A man pours a glass of red wine in Verona, northern Italy.

Far northeastern Italy features some of the peninsula’s most spectacular scenery and most complex history. Yet it’s often a second thought for visitors, except for Venice and maybe Verona for Shakespeare fans and the Dolomites for skiers. Sadly, the same can be said for most of its wines. Here is my humble effort to correct that.

Northeast of Verona, the Alto Adige (also known as Südtirol — South Tyrol — because of historical Austrian and Germanic influences) is situated south of the Alps (bordering Switzerland and Austria). Distinguished for its high-altitude vineyards, the region is noteworthy mostly for distinctive white wines with bracing acidity and substantive character, but also for red wines of considerable interest. And don’t be surprised if you can detect that illusive quality of “minerality” that wine aficionados seek.

Many of those wines are German varieties, such as a bright, lively, floral, nutty, lightly spicy Müller-Thurgau (2016 Cantina Bolzano “Eisacktaler”, $20); a crisp, fruity, spicy Kerner (2017 Kurtatsch, $17); and a full-bodied, herbaceous, invigorating Sylvaner (2017 Abbazia di Novacella, $20).

Others are French varieties: amazingly refreshing and multifaceted pinot grigio unlike anything produced in America (2015 Pacherhof, $31), and delightfully honeyed, lively, rich pinot bianco (2015 St. Michael-Eppan “Schulthauser”, $21).

And there are several native varieties: wonderful lychee, apricot and spice of Gewürztraminer (2016 Cantina Terlano Estate Bottled, $27); floral, spicy and firm intensity of Moscato Giallo (2017 Alois Lageder “Vogelmaier”, $25); intense dark fruit, earthy pepper and firm tannins of Lagrein (2015 Cantina Bolzano Riserva “Taber”, $50); and the softly fruity and lively delicacy of Schiava — Vernatsch in German (2017 Castelfeder Alte Reben, $17).

Friuli-Venzia Giulia is Italy’s farthest northeast wine-producing region, bordered by Austria, Slovenia and the Adriatic. Many empires have claimed the area over the millennia, most notably the Republic of Venice for nearly 1,100 years from the seventh through the 18th centuries. Still, the area’s culture arguably has more in common with Austria and Slovenia than the rest of Italy.

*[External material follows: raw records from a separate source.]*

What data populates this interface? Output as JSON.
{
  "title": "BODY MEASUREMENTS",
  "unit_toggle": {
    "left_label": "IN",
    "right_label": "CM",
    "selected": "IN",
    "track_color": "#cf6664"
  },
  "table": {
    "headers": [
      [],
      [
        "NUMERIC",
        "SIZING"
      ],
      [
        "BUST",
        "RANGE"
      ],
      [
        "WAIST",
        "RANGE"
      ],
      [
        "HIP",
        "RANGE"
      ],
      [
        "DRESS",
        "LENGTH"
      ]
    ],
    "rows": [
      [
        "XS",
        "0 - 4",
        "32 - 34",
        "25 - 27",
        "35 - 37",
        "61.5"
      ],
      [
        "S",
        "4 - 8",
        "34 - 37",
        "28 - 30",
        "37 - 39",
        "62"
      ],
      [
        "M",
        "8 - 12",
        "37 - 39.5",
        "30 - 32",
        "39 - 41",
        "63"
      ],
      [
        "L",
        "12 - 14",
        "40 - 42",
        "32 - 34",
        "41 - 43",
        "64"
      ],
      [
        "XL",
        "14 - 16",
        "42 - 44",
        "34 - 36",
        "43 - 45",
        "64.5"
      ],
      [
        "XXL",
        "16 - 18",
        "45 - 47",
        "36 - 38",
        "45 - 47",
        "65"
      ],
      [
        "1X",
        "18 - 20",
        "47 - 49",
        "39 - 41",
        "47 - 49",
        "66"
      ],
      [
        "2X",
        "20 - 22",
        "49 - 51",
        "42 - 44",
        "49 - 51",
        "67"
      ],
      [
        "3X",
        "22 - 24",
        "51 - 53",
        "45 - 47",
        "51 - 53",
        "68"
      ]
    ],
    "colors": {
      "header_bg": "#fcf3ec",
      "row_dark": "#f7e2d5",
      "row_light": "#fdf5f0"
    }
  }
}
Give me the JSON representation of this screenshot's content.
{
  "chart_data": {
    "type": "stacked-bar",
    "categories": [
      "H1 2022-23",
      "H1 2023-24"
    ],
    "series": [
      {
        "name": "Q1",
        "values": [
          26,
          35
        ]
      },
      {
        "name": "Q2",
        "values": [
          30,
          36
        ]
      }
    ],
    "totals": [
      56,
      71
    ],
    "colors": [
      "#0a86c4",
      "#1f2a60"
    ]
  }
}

Similar to the Alto-Adige, it has good wines from familiar grapes such as chardonnay and merlot. There also is a cornucopia of impressive regional varieties. The white wines are especially fine — somewhat higher alcohol and higher acidity, making for exquisite balance.

Located about 11/2 hours east of Venice in the important Collio subregion, the Marco Felluga winery is one of Friuli’s foremost representatives. Here, the watchword is balance — between tradition and innovation — as the winery was founded in the 1950s on a property dating back to the 1300s, while the Felluga family’s winemaking history back to the 1800s.

The 2016 Pinot Grigio “Mongris” ($18) fills the mouth with peach, melon and stone fruit accented with basil and ginger. The 2015 Bianco “Molamatta” ($26) is a fascinating blend of friulano, pinot bianco and ribolla gialla showing zippy apple, apricot, pineapple and lemon with fine weight and structure.

Another historical property, dating to the 13th century, Russiz Superiore was acquired by the Felluga family in 1967. Notable for estate vineyards surrounding the winery, the 2016 Cabernet Franc ($29) impresses with black fruits, herbs, smoky spice and soft tannin.

The 2018 Sauvignon ($29) is inspiring for its crisp lemon, peach and melon. Packed with flavor, it still drinks with finesse.